The locally balanced informed proposal has proved to be highly effective for sampling from discrete spaces. However, its success relies on the "local" factor, which ensures that whenever the proposal distribution is restricted to be near the current state, the locally balanced weight functions are asymptotically optimal and the gradient approximations are accurate. In seeking a more efficient sampling algorithm, many recent works have considered increasing the scale of the proposal distributions, but this causes the "local" factor to no longer hold. Instead, we propose any-scale balanced samplers to repair the gap in non-local proposals. In particular, we substitute the locally balanced function with an any-scale balanced function that can self-adjust to achieve better efficiency for proposal distributions at any scale. We also use quadratic approximations to capture curvature of the target distribution and reduce the error in the gradient approximation, while employing a Gaussian integral trick with a special estimated diagonal to efficiently sample from the quadratic proposal distribution. On various synthetic and real distributions, the proposed sampler substantially outperforms existing approaches.

1. INTRODUCTION

The Markov Chain Monte Carlo (MCMC) algorithm is one of the most widely used methods for sampling from intractable distributions (Robert et al., 1999) . Gradient-based samplers that leverage gradient information to guide the proposal have achieved significant advances in sampling from continuous spaces, demonstrated, for example, by the Metropolis Adjusted Langevin Algorithm (MALA) (Rossky et al., 1978) , Hamiltonian Monte Carlo (HMC) (Duane et al., 1987) , and related variants (Girolami & Calderhead, 2011; Hoffman et al., 2014) . However, for discrete spaces, gradient based samplers remain far less well understood.

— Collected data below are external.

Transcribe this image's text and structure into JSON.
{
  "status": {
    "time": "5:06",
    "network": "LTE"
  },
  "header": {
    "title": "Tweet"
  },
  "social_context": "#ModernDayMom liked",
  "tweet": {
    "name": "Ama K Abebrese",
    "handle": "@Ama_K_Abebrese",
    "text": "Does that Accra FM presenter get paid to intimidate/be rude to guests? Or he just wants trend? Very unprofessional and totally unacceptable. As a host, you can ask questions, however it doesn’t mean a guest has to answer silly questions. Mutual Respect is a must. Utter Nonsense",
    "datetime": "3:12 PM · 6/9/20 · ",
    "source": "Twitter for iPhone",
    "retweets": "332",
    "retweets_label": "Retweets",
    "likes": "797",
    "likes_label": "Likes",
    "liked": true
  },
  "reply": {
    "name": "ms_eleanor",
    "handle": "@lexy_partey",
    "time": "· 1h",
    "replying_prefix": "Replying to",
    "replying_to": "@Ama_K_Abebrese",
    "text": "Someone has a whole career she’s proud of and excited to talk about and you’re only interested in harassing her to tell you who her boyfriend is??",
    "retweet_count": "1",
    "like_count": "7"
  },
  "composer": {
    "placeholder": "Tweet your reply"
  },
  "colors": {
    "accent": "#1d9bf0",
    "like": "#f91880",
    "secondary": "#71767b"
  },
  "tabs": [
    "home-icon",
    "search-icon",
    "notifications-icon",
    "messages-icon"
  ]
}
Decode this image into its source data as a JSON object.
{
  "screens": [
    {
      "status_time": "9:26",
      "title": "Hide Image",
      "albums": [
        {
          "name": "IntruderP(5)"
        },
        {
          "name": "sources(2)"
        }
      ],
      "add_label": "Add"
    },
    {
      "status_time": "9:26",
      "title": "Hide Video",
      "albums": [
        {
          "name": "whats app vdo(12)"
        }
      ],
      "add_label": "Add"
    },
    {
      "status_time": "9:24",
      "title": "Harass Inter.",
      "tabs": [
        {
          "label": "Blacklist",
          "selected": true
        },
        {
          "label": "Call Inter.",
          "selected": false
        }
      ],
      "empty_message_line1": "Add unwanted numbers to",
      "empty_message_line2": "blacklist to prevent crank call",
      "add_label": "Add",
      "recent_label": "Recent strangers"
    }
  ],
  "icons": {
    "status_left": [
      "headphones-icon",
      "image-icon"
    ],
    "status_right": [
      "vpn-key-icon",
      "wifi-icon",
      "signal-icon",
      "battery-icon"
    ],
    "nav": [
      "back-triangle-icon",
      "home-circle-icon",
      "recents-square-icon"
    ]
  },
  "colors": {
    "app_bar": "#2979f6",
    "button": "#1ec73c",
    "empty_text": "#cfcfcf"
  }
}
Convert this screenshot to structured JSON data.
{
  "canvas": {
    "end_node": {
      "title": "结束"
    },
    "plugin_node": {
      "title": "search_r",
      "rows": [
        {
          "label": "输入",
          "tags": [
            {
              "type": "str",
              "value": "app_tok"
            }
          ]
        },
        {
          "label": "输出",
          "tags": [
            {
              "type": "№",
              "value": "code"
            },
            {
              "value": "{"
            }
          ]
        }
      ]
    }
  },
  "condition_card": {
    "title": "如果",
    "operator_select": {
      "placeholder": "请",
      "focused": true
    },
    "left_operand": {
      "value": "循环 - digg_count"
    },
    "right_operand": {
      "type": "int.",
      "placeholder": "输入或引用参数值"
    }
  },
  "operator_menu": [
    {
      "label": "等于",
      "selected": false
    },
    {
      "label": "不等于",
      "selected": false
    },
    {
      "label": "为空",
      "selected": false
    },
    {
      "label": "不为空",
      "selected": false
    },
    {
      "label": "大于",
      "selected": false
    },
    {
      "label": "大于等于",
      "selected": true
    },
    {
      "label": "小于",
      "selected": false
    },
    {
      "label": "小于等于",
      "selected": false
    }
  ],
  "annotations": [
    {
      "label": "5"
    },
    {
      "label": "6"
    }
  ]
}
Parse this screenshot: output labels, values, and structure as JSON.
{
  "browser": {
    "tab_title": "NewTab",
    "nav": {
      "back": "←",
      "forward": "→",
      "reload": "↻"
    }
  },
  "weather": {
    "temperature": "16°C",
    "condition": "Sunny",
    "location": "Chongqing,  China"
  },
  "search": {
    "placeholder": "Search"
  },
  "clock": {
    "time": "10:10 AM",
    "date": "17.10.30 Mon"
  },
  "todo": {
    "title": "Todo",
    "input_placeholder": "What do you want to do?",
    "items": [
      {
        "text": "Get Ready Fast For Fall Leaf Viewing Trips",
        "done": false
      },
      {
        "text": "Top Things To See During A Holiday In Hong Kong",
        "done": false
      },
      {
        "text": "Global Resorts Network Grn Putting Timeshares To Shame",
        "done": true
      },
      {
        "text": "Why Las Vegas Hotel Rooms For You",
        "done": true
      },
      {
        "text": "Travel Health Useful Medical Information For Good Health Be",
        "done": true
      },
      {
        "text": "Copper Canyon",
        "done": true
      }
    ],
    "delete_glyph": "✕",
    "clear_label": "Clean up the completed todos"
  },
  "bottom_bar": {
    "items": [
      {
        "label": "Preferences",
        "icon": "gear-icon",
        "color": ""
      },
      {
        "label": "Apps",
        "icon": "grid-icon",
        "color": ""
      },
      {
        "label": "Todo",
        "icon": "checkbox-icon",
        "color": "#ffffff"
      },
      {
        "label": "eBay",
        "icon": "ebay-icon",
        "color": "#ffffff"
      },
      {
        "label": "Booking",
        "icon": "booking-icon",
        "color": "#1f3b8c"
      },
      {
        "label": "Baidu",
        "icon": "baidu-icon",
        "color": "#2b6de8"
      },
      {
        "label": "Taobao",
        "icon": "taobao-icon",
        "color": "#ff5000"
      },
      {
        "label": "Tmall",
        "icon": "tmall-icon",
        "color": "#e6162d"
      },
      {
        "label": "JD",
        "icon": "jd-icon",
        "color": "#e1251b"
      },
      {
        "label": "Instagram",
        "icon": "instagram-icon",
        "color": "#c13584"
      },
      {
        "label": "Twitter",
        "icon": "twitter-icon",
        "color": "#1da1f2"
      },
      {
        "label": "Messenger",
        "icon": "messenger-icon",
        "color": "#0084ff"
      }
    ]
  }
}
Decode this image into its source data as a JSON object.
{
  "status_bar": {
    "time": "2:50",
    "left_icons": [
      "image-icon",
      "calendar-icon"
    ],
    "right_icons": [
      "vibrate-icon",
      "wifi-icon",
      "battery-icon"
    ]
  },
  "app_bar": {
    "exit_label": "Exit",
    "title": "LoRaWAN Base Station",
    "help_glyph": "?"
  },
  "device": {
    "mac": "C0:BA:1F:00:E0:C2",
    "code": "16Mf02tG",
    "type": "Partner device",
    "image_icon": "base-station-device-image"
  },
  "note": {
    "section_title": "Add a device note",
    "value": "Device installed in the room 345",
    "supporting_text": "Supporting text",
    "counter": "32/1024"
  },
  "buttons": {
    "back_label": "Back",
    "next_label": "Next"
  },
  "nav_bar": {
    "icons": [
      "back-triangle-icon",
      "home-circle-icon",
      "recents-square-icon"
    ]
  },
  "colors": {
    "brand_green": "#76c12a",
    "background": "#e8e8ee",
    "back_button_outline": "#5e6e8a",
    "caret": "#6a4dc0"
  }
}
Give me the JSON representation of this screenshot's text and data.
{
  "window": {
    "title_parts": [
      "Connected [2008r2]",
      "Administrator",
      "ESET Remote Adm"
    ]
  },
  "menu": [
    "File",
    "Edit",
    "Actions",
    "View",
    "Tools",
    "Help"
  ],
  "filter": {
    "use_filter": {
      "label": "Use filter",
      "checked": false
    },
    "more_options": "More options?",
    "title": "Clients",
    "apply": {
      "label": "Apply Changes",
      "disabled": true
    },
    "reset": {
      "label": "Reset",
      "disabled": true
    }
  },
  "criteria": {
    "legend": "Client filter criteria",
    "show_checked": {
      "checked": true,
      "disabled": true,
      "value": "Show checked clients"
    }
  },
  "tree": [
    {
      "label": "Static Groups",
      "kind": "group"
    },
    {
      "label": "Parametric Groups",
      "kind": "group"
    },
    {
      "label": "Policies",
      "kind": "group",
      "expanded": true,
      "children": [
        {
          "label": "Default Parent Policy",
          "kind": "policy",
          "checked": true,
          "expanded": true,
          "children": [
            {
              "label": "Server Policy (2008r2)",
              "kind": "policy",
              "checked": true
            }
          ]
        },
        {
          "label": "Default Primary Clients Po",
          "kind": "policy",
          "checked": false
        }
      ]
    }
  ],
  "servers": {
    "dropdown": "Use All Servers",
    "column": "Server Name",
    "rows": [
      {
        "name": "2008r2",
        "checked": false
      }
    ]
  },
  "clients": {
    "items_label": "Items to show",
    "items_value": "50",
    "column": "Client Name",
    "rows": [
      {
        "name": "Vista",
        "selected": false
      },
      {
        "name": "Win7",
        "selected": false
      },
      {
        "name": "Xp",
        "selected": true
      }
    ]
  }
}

Recently, a family of locally balanced (LB) samplers (Zanella, 2020; Grathwohl et al., 2021; Sun et al., 2021; 2022a; Zhang et al., 2022) have demonstrated promise in sampling from discrete spaces. Such samplers use a locally balanced weight function in an informed proposal Q(x, y) ∝ g(π(y)/π(x))K σ (x -y), such that g : R → R is a weight function that satisfies g(t) = tg( 1 t ), π is the target distribution, and K σ is a kernel that determines the scale of the proposal distribution. It is also shown that such a locally balanced informed proposal is a discrete version of MALA, since they both simulate gradient flows in the Wasserstein manifold (Sun et al., 2022a) . In initial work, Zanella (2020) considered a local proposal with a kernel K σ that restricts next states to lie within a 1-Hamming ball, seeking to capture natural discrete topological structure arising, for example, in spaces of trees, partitions or permutations. For more regular discrete spaces, such as lattices, Grathwohl et al. ( 2021) introduce a gradient approximation for the probability ratio π(y)/π(x) ≈ exp(⟨y -x, ∇ log π(x)⟩ to make the locally balanced proposal more scalable.